Now you wouldn't perchance, have any financial interest for posting your suggestion would you?? No one should start taking drugs without the OK from their doctor. Neither me nor you knows anything about the medical history of the originator of this thread, so please don't encourage irresponsible behaviour. Anyway, I am quite sure Mr P is far too sensible to fall for this one!!

MrPicasso profile image
MrPicasso in reply to

Compton895, bet me am not yielding to any drugs usage.
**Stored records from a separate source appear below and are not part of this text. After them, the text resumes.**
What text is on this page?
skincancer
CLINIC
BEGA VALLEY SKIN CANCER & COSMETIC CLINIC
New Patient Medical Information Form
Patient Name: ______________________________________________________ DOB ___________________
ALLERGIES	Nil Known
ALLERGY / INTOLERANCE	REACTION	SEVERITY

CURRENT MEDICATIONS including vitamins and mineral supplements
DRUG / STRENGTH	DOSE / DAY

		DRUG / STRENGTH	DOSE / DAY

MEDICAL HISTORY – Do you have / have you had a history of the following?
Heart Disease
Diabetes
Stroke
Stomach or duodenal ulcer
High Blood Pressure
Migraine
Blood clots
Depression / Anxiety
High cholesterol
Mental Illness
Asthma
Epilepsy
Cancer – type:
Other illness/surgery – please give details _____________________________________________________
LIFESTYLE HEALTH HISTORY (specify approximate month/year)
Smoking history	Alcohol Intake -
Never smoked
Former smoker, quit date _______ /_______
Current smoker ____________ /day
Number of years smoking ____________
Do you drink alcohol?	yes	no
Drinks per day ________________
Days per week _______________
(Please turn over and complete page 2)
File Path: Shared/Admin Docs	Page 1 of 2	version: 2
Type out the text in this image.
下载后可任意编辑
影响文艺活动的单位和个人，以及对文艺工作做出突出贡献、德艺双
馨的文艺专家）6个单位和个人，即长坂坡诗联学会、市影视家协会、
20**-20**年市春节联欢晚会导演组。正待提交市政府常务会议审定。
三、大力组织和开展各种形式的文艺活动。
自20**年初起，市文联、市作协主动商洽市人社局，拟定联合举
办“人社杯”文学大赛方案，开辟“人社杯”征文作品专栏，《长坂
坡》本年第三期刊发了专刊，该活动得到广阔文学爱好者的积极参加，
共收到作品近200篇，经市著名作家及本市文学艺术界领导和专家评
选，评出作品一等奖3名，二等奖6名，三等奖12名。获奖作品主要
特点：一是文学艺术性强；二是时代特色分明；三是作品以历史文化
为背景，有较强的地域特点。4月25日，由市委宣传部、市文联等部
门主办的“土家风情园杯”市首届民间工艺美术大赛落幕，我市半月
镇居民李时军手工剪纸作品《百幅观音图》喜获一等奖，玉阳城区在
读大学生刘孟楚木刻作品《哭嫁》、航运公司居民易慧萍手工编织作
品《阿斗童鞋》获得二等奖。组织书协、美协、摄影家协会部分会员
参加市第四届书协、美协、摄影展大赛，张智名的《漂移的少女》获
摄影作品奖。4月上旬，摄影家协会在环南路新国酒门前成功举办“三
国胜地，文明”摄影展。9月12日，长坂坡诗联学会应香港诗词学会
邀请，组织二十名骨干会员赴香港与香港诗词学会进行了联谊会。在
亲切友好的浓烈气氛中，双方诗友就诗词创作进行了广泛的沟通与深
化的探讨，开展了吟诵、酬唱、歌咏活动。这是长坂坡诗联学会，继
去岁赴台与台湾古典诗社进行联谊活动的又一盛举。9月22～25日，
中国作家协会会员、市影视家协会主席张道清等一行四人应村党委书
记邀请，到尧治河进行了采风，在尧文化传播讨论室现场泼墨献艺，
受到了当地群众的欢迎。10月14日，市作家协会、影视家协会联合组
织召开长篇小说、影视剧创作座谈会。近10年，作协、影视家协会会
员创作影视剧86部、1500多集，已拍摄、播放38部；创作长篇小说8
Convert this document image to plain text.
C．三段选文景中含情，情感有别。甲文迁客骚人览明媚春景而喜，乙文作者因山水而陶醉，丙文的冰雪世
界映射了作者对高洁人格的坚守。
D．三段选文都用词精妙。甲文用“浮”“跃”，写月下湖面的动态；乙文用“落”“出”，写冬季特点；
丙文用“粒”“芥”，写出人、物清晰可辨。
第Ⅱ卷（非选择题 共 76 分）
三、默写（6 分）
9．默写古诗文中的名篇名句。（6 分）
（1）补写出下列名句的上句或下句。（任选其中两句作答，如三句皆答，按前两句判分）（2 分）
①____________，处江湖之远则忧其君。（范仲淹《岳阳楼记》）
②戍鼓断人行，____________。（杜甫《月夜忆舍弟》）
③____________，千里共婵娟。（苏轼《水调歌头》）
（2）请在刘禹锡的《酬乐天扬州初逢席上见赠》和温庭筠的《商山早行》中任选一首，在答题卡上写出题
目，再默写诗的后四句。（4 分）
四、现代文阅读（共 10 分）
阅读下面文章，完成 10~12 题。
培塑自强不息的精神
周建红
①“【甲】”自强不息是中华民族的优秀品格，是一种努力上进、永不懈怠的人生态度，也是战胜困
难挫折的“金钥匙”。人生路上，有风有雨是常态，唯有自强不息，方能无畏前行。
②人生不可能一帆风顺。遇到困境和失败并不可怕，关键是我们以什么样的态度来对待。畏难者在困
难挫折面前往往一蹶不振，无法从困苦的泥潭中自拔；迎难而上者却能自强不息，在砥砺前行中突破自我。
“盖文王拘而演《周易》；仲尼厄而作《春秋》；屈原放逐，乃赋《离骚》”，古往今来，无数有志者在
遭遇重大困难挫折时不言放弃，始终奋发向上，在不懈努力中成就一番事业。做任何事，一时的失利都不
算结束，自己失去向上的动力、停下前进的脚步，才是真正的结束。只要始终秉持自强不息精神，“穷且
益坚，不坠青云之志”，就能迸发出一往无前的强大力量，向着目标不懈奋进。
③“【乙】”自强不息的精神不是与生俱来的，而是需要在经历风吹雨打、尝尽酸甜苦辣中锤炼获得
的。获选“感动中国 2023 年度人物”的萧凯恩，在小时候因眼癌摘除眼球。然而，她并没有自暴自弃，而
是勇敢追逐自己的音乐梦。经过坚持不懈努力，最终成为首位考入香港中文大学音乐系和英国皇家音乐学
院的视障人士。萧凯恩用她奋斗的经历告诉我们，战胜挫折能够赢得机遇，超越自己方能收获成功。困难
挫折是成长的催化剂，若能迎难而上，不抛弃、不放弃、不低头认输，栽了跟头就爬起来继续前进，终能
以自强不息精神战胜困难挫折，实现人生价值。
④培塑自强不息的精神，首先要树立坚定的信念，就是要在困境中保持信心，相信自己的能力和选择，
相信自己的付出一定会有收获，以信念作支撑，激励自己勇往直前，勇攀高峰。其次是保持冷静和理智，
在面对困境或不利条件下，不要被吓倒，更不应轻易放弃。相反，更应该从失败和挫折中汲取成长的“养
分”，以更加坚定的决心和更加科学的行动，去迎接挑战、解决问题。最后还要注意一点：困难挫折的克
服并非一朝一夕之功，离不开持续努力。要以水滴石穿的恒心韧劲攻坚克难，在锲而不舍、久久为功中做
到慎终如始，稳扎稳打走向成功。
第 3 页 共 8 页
I don’t think it’s necessary.

in reply to MrPicasso

Hi Mr P.

So pleased to read that comment!! The medications that this peddler is trying to sell you are, as I imagine you know, for erectile dysfunction which not only is not the subject of your post, but almost certainly not a condition from which you suffer. Even were you to do so, buying on line is fraught with dangers, not only because the quality of the ingredients could be more than questionable, but also because you may possibly be suffering from a condition that could be aggravated by taking the products. Always, always consult your doctor, or at the very least a qualified pharmacist, before taking any drugs. But of course you know that, and as I said in my reply to 'buygenericrx' you are far too sensible to fall for that one!! Best wishes as always.

kirubagaran profile image
kirubagaran

Pls let me give my views.the sex soft ware is already developed and programmed in our genes by nature/God etc.all the reasons are included in it.the hard wares take part in activities ,what we call karma,and for every karma,the result will b experienced ,either pleasure or pain.